Il contro-scenario: un atterraggio morbido (e noioso)
Esiste anche uno scenario meno teatrale, ma più probabile: l’atterraggio morbido.
In questo scenario:
- le valutazioni più folli vengono gradualmente corrette;
- molte startup AI “di contorno” verranno acquisite o chiuderanno senza fare rumore;
- gli hyperscaler rallentano leggermente il ritmo degli investimenti, ottimizzando l’utilizzo della capacità esistente;
- la regolazione – soprattutto in Europa – introduce vincoli su dati, energia, trasparenza dei modelli, rallentando un po’ la corsa, ma rendendola più sostenibile.
In parallelo, l’AI matura:
- si integra in modo meno spettacolare ma più profondo in ERP, CRM, sistemi industriali;
- smette di essere “feature marketing” e diventa “plumbing”: invisibile ma utile;
- sposta davvero il needle di produttività, ma in modo distribuito e progressivo, non con una fiammata.
In questo scenario il clown non uccide nessuno. Semplicemente, un giorno, si toglie il trucco e scopriamo che sotto c’era “solo” una nuova tecnologia importante, sopravvalutata all’inizio e assorbita poi dal sistema.
Cosa ci dice, in fondo, il clown dell’AI
La metafora del clown fuori di testa con il coltello non serve a fare terrorismo psicologico. Serve a ricordarci tre cose semplici:
- Non puoi ignorare l’AI. Fingere che sia una moda passeggera è una strategia perdente. Cambierà davvero processi, mercati, lavoro.
- Non puoi nemmeno crederci ciecamente. Accettare senza spirito critico qualsiasi narrativa “AI = futuro garantito” è altrettanto pericoloso. Le bolle nascono dal pensiero binario: o tutto, o niente.

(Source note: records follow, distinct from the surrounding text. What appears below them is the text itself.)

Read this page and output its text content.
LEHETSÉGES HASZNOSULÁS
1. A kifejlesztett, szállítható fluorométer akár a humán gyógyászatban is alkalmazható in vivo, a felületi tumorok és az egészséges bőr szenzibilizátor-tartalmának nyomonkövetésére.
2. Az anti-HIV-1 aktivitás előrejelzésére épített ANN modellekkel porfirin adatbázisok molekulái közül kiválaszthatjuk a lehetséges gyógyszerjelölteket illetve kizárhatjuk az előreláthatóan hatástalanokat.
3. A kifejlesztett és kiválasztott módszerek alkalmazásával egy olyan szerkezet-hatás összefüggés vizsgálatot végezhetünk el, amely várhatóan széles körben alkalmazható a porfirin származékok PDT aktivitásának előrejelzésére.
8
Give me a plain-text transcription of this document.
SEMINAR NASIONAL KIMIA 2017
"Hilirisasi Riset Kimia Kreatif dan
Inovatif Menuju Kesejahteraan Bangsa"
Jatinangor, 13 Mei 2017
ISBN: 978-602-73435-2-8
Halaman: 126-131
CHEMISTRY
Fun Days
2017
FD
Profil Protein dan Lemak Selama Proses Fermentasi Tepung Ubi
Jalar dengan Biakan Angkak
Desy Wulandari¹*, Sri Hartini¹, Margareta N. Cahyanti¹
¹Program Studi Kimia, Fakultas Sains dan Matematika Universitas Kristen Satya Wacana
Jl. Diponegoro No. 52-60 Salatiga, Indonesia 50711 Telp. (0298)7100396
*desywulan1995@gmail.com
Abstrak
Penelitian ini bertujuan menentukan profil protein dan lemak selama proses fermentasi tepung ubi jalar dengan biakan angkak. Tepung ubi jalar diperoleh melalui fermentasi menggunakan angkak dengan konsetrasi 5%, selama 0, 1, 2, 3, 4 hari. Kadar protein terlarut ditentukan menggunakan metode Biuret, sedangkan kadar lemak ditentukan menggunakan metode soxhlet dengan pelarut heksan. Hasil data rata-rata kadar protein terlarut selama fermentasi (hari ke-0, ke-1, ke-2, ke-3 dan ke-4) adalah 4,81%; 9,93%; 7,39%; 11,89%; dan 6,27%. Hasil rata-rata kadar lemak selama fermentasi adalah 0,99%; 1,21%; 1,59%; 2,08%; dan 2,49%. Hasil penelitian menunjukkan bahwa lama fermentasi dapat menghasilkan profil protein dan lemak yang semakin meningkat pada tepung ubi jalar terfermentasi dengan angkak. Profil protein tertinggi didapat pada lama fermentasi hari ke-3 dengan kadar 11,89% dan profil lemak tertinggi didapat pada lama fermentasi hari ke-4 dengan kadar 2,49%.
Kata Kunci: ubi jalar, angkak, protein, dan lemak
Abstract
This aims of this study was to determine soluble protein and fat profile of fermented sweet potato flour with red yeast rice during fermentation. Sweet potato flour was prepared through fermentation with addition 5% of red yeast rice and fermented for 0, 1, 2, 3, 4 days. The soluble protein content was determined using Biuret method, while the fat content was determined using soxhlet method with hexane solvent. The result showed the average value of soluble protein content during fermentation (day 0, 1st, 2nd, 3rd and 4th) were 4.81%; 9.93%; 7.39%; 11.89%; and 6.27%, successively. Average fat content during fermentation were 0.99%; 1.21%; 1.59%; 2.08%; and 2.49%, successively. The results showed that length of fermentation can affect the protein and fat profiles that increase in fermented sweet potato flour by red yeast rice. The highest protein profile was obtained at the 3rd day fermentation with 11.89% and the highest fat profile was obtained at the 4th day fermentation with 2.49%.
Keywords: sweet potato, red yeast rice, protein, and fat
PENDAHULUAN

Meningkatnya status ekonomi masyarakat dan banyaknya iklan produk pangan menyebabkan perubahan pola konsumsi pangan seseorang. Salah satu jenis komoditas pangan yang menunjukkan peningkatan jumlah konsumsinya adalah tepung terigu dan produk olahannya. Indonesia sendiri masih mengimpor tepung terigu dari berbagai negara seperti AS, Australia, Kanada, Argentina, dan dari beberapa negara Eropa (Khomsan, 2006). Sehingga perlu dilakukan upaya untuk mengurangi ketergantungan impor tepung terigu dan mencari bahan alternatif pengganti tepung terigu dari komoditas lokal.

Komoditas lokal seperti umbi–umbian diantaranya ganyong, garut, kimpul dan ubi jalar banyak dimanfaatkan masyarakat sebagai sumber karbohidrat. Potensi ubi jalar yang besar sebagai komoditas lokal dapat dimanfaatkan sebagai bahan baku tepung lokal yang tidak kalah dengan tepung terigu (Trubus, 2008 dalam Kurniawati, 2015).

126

- L’unico atteggiamento sano è quello dell’investitore adulto. Guardare i numeri, distinguere tra hype e valore, capire dove l’AI crea margini veri e dove è solo un sovrapprezzo temporaneo.
Il clown dell’AI è già in mezzo a noi:
- veste i panni di piani industriali eccessivamente ottimistici,
- di business plan costruiti su promesse vaghe di “automazione totale”,
- di valutazioni in Borsa che presuppongono crescita esponenziale eterna.
La domanda non è se comparirà. È se, quando inizierà a muovere il coltello, saremo tra quelli legati alla sedia a fissarlo o tra quelli che hanno già studiato le uscite di sicurezza.